Writing about your life – as I do every day – has had byproducts I didn’t expect when I started out. Possibly chief among them has been the fact that I’ve been forced to consider my own choices more carefully, because if I’m going to publicly explore the things I do, I better be able to explain them on a bad day and be proud of them on most days. The choice to pay someone to inject a substance into my face in order to change its appearance is one that I’m conflicted about – and I know this because my initial impulse was to just do it and not write about it. But I try to be the same person on this website as I am in my “real” life – so the fact that I was planning on doing something and not writing about it felt dishonest. And that gave me pause.

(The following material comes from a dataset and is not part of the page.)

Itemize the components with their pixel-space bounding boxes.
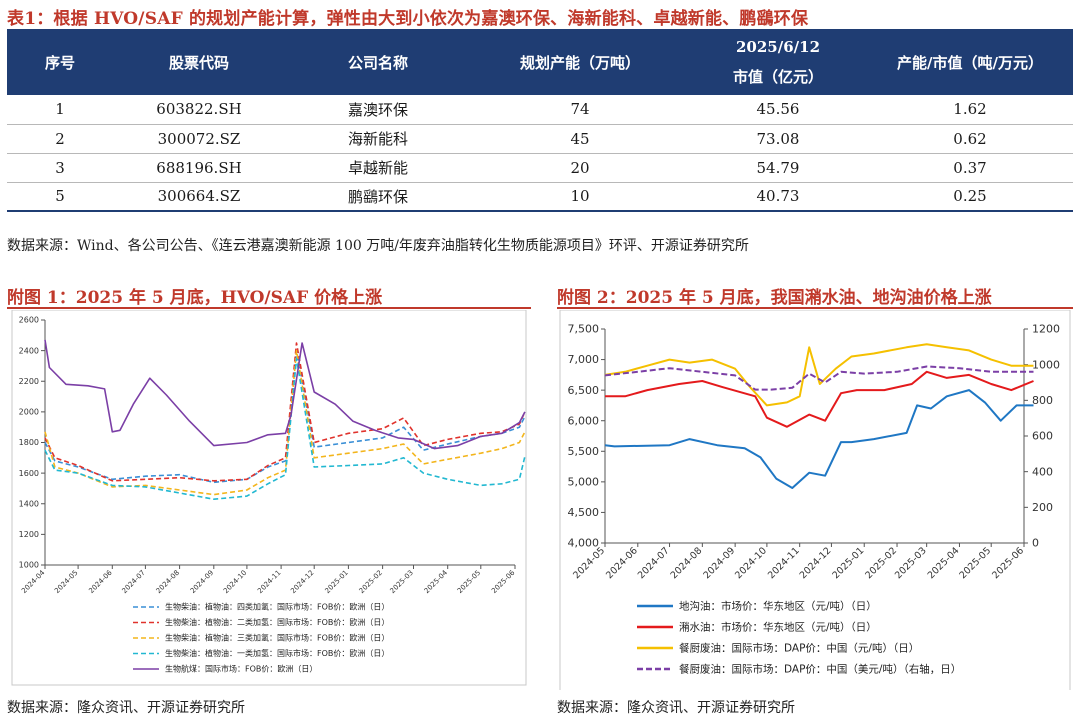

So I thought about it. I talked to Kendrick about it. And I realized that the reason that I’m conflicted about this kind of a decision is that I see in it so many possible ramifications. I think about talking to my daughter one day about beauty and self-acceptance. I think about telling her about society’s damaging expectations. But I also think about a woman’s right to make her own decisions regarding her own body. About how many people she will see in magazines and on TV who have changed things about themselves and who will say that they haven’t, and what kind of message that will send to her. And I also think about how nice it would be to do what you want to do and not have to defend your own choices about your own body with a pickaxe like your eyebrows are a matter of life or death.
I don’t recommend changing yourself. I don’t recommend trying to wrest and bend your face and your body into some advertising executive’s idea of what you should look like. But I do recommend doing what makes you feel good and happy and like you’re comfortable in your own skin, whatever that means to you. And most of all, I recommend not listening to a blogger’s – or anyone’s – recommendations about what’s right and what’s too much, but rather to yourself. Because when you listen, really listen, I think you’ll know what’s for everyone else, and what’s just for you.